I get the desire to critique the temperature profile, but completely changing it makes the comparison worthless. From a data perspective it's like saying "if all the sensors just report 1 for temperature every reading, computing the min, max, and average is super fast". No shit, that wasn't the task though.

But they didn't set the temperature reading to anything that would advantage their tests. Without access to the original data they simply generated a dataset as close to the original dataset and volume as possible. The fact they took a few sentences talking about the temperature doesn't equate to invalidating the test.

Looking at this your way - Scylla used an INT, Altinity used a Decimal type with specialized compression (T64). I can tell you that this would have hampered ClickHouse and advantaged Scylla. It's the opposite of what you're saying. They actually performed this benchmark with one arm tied behind their back.

It's a funny benchmark anyway because the two systems have very different use cases but it doesn't invalidate the result.

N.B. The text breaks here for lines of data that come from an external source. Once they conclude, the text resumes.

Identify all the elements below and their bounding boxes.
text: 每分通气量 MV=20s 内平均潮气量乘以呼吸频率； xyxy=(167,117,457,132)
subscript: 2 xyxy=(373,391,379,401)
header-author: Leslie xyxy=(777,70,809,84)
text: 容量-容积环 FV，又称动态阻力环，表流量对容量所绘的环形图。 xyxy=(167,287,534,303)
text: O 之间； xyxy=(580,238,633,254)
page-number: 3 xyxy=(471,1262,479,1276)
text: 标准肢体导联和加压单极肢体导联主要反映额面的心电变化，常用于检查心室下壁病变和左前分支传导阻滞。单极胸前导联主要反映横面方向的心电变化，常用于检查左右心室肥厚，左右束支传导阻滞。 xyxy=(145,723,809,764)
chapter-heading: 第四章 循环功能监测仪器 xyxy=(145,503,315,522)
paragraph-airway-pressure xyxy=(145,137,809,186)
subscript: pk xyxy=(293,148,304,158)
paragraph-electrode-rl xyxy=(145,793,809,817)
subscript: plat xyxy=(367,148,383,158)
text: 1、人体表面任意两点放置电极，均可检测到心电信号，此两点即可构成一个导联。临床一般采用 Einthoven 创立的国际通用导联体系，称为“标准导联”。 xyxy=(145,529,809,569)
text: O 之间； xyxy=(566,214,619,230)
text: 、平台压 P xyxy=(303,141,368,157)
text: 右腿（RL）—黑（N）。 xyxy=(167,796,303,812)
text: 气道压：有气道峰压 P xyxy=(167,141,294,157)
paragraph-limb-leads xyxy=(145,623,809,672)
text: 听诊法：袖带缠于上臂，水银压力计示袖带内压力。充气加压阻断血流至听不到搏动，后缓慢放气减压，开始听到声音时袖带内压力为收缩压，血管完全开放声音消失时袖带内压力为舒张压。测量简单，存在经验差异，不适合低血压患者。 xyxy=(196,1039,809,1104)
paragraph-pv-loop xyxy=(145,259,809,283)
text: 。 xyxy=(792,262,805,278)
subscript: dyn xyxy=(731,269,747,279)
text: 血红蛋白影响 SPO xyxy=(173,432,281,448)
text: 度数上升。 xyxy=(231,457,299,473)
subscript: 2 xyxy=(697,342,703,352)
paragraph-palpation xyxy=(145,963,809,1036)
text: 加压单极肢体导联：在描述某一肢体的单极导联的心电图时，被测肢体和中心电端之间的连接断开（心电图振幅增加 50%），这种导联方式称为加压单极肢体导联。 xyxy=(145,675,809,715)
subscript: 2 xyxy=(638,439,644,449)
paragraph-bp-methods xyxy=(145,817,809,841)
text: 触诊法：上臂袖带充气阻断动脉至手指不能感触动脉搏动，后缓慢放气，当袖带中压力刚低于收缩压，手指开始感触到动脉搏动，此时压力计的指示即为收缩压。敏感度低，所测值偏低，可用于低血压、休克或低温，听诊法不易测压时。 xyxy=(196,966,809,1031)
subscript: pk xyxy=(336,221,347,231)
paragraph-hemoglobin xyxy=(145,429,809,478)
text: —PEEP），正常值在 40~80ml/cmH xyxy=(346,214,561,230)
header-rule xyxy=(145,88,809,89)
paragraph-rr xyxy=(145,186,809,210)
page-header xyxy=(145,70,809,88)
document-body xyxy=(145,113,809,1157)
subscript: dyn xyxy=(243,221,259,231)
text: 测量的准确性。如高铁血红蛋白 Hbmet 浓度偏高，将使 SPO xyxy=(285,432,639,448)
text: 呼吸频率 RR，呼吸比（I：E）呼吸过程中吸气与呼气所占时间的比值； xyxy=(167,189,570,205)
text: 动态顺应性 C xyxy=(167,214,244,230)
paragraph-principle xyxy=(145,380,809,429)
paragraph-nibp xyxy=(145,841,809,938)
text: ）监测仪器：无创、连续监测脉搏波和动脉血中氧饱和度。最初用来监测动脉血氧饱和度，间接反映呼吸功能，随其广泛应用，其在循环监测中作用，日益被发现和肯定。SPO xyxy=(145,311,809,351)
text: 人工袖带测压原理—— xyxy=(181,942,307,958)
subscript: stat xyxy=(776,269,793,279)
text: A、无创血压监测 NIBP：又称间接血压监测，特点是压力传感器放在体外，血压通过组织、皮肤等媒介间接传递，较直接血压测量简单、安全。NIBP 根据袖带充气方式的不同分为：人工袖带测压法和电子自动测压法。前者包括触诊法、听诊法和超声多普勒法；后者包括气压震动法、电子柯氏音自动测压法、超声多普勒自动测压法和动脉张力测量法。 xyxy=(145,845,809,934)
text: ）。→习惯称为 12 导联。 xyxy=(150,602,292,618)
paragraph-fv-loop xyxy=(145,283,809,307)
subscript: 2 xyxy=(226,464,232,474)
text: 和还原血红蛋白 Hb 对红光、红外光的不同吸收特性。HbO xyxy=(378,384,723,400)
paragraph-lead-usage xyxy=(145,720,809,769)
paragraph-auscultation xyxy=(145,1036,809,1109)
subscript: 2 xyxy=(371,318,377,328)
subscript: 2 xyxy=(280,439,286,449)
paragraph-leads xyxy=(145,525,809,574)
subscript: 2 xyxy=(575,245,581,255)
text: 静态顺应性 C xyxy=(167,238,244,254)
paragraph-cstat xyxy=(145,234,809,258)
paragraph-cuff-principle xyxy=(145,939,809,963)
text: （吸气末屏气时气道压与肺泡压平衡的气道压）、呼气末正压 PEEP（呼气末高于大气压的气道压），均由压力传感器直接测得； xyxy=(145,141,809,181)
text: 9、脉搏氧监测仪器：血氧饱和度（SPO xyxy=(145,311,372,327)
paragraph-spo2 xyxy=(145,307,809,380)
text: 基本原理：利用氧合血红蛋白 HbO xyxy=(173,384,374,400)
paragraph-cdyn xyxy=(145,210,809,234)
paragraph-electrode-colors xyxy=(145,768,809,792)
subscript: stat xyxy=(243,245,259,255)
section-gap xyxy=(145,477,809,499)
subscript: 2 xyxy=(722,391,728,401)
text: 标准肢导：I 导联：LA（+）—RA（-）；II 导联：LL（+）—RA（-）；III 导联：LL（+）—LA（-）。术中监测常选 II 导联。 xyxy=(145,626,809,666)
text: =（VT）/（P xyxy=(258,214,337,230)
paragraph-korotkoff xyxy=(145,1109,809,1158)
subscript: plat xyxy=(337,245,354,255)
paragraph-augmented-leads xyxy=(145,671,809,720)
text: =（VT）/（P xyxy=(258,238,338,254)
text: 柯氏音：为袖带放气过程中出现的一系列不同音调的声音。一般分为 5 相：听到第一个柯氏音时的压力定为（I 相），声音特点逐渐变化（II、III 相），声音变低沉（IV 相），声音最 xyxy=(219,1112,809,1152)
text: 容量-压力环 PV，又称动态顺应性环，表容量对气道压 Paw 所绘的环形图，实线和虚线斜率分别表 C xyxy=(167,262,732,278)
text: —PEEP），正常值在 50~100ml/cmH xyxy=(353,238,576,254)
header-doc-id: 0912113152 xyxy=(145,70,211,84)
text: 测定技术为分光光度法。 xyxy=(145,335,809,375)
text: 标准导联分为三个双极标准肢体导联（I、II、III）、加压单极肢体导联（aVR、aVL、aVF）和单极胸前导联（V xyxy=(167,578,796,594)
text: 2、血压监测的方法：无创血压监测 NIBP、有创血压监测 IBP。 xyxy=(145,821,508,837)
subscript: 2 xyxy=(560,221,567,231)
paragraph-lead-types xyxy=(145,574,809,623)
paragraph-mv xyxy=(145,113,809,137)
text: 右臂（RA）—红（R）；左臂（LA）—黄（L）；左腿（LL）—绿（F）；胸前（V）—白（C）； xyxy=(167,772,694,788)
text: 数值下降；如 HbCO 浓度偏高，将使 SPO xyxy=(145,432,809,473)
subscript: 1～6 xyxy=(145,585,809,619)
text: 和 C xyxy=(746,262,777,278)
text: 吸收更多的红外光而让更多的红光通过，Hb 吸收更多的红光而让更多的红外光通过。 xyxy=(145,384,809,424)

Then you should provide results for both test datasets to make the point of using a more realistic approach. Materialized views are not news, nor is properly designed analytics applications. For me the importance is how click house is better and why.
A column-store will be magnitudes faster at analytical queries than any rowstore system. This is fundamental architecture and the data used makes little to no difference. You could use the exact ScyllaDB dataset duplicated to trillions of rows and still arrive at the same relative performance figures.
It doesn't matter. ScyllaDB is a Cassandra clone, an advanced nested key/value database that stores data per-row and requires slow iteration to scan through an entire table.

Column-oriented databases will always be much faster at analytical queries because of the difference in physical layout and vectorized processing. Scylla's has very impressive OLTP performance but really shouldn't be compared to OLAP databases at all. That original 1B rows/sec blog post by them is kind of a strange benchmark to begin with.

Problem is what use cases are strictly OLTP? At this point, I’d consider Scylla/C* to usable for a write-only workload with single-row lookups, or a single-column range lookup.

Same question has to be raised: do you have enough rows to justify a distributed Scylla/C* or could you have used MySQL or Postgres on a giant box?

Plenty of OLTP scenarios that need distributed scale and/or high availability of C* - we use it for user profiles/session storage, counters and some high-volume logging that needs access to individual events.
The compression is a property of the table and done on the fly, transparently to the user. If the difference was compressing/decompressing as part of the user task, I'd agree. But this is something that comes for free by a few extra characters in the schema.